The following list includes materials that are highly deconstructible in buildings:

  • All wood-framed buildings, especially those that use heavy timbers or beams.
  • Unique woods such as Douglas firs, American chestnut, and other wood materials that allow for “stick-by-stick” construction. The individual logs or timbers can be easily removed during the reconstruction process and often be reused in other products.
  • Specialty materials that have a high resale value, such as hardwood flooring, multi-paned windows, architectural moldings, and unique doors or plumbing/electrical material fixtures.
  • High-quality brick-laid construction with low-quality mortar, which allows for relatively easy breakup and cleaning.
  • Interior finishes, such as carpet and acoustical ceilings.

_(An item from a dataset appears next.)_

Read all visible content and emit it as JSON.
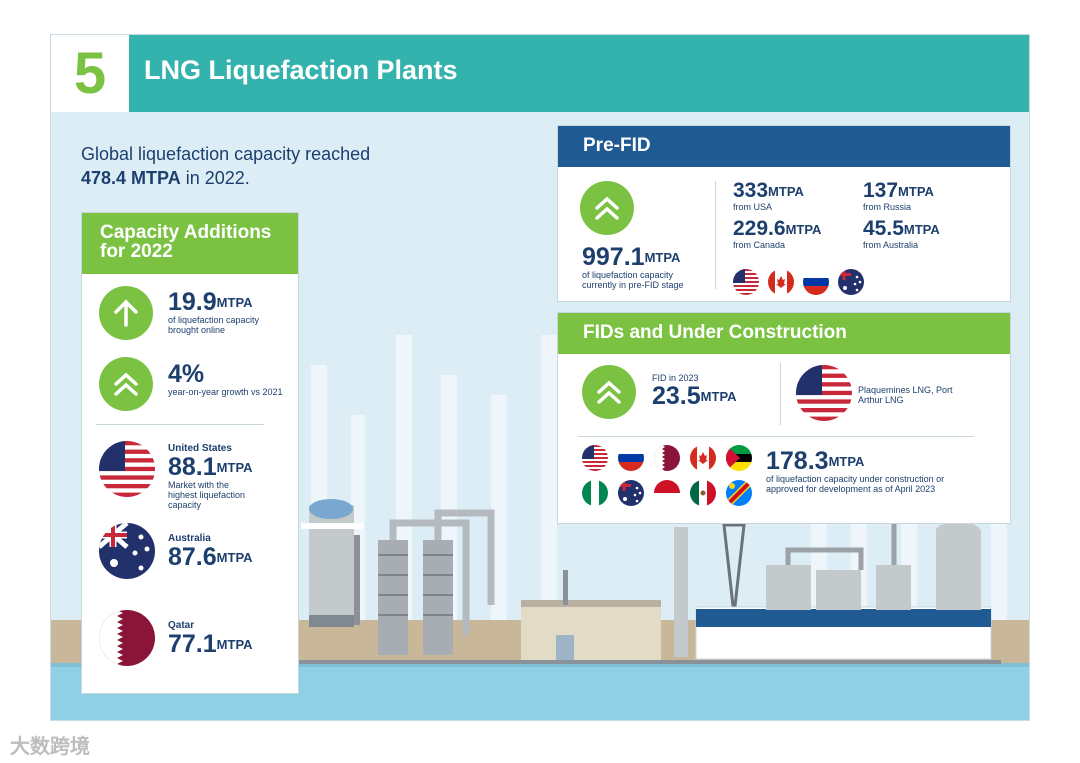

In addition to having materials that are highly deconstructible and reusable, materials that can easily be recycled or composted and materials that are biodegradable can also help move the circular economy toward a sustainable future. A material such as bamboo is a natural, biodegradable material that is sustainable, with new plants maturing in just a few short years. The material is also incredibly durable and resilient. Bamboo panels can also be deconstructed and removed from a project for reuse or disposal.

Ceiling tiles from renovation projects can also be easily removed from projects, recycled and repurposed for new building materials.

Photo courtesy of Armstrong Ceiling Solutions

Pallets of old, discarded ceiling tiles await pickup so they can be manufactured into new acoustical ceilings.

Tools to Aid in Deconstruction Planning

To ensure the best possible scenario with regard to waste reduction during deconstruction, the EPA has created a free Deconstruction Rapid Assessment Tool that enables organizations to triage building stock slated for demolition. The tool uses data to help prioritize structures for deconstruction and salvage.

When information about the project is entered, the assessment tool examines information about the building’s condition and uses factors like age, structural integrity, environmental hazards, valuable materials and architectural features, etc. to identify candidates for deconstruction by examining information on the building’s condition and salvageable material inventory. This rapid assessment tool can help managers make critical decisions on allocating time and resources by providing guidance on the best response.